RFC Errata
RFC 7644, "System for Cross-domain Identity Management: Protocol", September 2015
Note: This RFC has been updated by RFC 9865
Source of RFC: scim (sec)
Errata ID: 8367
Status: Held for Document Update
Type: Technical
Publication Format(s) : TEXT
Reported By: Matthias Winter
Date Reported: 2025-04-01
Held for Document Update by: Deb Cooley
Date Held: 2025-12-28
Section 3.4.1 says:
3.4.1. Retrieving a Known Resource
To retrieve a known resource, clients send GET requests to the
resource endpoint, e.g., "/Users/{id}", "/Groups/{id}", or
"/Schemas/{id}", where "{id}" is a resource identifier (for example,
the value of the "id" attribute).
It should say:
3.4.1. Retrieving a Known Resource
To retrieve a known resource, clients send GET requests to the
resource endpoint, e.g., "/Users/{id}", "/Groups/{id}", or
"/Schemas/{id}", where "{id}" is the value of the "id" attribute
of the resource.
Notes:
The change clearifies that "{id}" is the value of the "id" attribute.
In the original text, the value of the "id" attribute is only mentioned as an example. It remains unclear if the value of the "id" attribute always is a "resource identifier" or if there may be exceptions. It also remains unclear, which other attribute values are considered "resource identifiers", e.g. the values of "externalId", "userName" for User resources, "name" for Resource Type resources, and so on.

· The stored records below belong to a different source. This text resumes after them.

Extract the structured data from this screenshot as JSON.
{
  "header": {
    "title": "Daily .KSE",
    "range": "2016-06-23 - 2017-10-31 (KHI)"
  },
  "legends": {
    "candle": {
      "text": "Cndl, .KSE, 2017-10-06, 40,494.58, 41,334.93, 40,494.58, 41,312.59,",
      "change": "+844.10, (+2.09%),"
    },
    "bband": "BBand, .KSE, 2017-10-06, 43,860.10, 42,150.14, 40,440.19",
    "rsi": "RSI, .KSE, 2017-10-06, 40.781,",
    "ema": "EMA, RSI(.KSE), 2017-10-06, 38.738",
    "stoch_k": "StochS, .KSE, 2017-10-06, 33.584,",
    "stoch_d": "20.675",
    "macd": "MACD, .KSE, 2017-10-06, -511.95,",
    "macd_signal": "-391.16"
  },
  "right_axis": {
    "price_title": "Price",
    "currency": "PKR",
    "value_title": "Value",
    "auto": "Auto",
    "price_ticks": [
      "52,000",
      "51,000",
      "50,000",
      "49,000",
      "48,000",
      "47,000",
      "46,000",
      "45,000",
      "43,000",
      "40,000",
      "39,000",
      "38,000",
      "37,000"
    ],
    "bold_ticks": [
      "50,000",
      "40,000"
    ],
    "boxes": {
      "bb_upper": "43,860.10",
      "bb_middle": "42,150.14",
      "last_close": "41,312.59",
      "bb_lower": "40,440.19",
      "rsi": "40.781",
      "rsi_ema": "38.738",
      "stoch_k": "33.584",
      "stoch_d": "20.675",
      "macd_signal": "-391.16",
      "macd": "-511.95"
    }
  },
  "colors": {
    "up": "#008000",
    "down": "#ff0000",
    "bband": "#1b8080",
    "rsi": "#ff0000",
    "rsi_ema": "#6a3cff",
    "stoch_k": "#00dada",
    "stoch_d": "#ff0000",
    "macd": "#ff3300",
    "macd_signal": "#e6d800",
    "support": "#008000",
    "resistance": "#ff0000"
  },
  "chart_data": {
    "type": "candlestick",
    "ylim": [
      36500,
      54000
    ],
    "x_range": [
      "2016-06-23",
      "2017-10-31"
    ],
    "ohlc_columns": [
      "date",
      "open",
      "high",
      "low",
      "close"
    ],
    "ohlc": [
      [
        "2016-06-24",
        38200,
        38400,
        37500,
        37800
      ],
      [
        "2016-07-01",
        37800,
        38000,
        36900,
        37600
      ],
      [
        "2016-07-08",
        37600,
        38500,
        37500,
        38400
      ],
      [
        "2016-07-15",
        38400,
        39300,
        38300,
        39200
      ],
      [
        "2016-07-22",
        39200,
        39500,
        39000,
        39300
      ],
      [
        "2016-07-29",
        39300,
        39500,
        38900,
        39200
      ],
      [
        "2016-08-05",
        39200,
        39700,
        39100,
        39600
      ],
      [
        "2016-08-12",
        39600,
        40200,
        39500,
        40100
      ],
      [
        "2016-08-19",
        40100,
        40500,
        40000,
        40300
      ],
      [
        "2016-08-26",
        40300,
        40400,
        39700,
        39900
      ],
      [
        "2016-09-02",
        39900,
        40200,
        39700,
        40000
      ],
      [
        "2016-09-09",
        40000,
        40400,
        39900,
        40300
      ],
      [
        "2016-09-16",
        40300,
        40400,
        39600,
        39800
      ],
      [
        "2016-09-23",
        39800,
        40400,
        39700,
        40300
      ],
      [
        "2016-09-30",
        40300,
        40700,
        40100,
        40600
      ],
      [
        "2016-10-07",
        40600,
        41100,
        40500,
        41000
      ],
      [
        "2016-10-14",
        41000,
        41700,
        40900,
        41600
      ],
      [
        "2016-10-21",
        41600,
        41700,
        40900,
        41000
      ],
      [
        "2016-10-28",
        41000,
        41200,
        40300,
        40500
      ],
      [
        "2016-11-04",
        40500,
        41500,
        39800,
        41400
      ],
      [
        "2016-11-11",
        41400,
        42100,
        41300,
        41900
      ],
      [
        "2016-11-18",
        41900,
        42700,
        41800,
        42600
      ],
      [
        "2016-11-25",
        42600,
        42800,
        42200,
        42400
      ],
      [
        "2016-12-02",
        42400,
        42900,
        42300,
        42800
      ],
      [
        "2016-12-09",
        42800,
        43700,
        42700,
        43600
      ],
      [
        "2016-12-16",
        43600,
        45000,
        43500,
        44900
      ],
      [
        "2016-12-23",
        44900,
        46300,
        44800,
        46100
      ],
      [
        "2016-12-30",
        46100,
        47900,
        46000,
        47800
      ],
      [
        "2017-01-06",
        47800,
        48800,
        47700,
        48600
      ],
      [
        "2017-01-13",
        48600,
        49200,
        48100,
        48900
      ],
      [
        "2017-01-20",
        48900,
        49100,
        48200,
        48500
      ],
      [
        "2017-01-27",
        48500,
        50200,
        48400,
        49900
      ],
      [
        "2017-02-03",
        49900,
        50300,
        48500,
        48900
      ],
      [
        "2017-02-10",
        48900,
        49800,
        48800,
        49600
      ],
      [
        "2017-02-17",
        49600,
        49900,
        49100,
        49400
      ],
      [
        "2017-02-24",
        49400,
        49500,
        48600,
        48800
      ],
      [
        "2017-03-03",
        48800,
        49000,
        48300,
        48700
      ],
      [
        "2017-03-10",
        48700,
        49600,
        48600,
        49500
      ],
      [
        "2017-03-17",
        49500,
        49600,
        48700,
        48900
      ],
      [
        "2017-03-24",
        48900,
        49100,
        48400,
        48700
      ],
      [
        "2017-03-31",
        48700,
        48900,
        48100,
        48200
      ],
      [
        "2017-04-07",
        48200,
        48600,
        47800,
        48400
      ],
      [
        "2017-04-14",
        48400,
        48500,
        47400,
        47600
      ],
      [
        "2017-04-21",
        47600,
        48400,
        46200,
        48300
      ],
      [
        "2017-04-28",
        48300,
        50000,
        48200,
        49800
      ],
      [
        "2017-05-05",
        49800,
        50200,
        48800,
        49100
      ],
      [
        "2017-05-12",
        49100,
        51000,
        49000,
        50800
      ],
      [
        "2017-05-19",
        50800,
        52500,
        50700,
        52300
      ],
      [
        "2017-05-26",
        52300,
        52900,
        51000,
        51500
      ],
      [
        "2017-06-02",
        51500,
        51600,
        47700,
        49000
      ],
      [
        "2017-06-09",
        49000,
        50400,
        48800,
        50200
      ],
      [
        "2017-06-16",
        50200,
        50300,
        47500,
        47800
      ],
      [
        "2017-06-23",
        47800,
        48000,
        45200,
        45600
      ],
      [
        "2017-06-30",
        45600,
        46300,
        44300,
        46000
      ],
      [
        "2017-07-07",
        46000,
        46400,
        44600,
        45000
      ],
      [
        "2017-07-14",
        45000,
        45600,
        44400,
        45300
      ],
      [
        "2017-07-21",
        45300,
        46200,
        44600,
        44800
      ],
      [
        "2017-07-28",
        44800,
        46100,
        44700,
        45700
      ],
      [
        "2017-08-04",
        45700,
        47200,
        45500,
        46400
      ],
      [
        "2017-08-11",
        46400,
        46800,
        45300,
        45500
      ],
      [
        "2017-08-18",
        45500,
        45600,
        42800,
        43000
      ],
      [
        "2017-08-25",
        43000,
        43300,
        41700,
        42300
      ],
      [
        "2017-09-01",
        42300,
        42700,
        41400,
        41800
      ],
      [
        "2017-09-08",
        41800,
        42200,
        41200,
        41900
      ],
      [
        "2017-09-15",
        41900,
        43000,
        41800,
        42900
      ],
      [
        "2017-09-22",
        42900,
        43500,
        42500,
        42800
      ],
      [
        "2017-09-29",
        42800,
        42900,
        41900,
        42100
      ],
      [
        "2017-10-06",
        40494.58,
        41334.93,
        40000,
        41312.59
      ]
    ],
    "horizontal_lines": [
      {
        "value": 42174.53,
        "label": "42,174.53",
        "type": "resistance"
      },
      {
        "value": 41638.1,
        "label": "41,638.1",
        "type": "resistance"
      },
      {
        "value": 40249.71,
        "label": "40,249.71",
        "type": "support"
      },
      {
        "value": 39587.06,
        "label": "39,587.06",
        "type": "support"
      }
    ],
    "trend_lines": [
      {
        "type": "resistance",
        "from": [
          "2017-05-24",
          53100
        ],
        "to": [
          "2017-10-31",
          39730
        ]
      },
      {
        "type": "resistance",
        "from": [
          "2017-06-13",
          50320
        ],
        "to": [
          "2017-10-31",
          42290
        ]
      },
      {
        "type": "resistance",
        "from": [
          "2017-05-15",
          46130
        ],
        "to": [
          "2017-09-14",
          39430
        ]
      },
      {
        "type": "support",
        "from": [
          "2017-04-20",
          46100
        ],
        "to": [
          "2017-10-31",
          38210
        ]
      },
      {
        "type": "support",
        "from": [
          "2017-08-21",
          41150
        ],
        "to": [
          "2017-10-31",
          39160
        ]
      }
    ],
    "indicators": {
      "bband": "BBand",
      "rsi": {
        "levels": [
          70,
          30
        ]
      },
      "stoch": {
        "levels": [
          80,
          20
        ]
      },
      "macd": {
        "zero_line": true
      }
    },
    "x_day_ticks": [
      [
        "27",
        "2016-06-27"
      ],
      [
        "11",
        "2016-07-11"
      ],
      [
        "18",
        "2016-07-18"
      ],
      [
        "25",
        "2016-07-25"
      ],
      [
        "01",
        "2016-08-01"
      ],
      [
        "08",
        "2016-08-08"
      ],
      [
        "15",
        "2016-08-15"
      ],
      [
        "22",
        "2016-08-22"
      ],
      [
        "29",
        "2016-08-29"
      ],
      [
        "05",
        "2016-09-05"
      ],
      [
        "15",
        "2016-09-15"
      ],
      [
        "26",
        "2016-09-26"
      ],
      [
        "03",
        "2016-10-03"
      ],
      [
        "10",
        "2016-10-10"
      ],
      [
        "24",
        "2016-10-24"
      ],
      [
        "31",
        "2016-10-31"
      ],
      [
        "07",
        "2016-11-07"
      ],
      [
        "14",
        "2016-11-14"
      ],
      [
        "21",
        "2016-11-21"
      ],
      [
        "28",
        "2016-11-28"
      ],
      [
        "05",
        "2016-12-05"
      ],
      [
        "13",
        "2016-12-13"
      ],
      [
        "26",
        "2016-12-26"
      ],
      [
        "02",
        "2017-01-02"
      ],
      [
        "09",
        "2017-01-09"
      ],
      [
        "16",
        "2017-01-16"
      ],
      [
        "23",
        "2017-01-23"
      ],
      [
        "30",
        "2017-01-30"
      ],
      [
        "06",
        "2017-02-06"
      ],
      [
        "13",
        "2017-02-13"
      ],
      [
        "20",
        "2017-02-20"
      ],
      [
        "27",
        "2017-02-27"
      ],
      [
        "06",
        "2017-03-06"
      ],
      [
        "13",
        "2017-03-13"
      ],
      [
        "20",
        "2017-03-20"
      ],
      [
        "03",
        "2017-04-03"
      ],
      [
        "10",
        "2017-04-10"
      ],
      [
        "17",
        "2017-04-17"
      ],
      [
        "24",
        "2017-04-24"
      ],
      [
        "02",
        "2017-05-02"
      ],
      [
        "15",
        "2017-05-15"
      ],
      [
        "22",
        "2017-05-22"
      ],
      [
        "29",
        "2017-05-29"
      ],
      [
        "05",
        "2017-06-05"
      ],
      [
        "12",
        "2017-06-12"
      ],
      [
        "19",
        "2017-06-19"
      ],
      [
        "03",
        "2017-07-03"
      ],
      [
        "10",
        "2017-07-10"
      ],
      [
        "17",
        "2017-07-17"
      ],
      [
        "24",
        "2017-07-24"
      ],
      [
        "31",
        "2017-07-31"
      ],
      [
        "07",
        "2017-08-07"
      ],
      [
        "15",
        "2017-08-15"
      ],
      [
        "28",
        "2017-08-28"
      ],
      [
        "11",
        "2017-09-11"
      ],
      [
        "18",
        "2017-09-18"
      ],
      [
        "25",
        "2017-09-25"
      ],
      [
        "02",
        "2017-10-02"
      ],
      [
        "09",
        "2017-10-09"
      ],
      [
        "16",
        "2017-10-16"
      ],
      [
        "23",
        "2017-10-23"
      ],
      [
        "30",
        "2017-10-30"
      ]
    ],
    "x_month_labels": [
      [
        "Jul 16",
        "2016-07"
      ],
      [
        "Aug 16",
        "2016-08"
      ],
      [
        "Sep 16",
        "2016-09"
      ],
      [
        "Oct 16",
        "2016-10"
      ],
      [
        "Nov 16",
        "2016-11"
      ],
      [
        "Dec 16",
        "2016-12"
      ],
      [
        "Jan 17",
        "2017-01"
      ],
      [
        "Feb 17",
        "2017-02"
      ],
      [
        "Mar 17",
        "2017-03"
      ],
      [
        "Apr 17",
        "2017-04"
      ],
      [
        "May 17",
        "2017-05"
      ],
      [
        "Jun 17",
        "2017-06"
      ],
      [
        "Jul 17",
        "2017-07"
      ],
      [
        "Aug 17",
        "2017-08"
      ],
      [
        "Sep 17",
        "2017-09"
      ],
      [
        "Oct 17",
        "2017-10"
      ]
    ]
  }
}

RFC6743 specifies for example:
* "id" as "A unique identifier for a SCIM resource" (section 3.1)
* "externalId" as "identifier for the resource" (section 3.1)
* "userName" as "unique identifier for the user" (section 4.1.1)
But as a client I would rather not expect a GET call on "/Users/{userName}" or "/Users/{externalId}" to work. It is also unclear which object would be returned if the "{externalId}" or "{userName}" matches the "{id}" of a different user.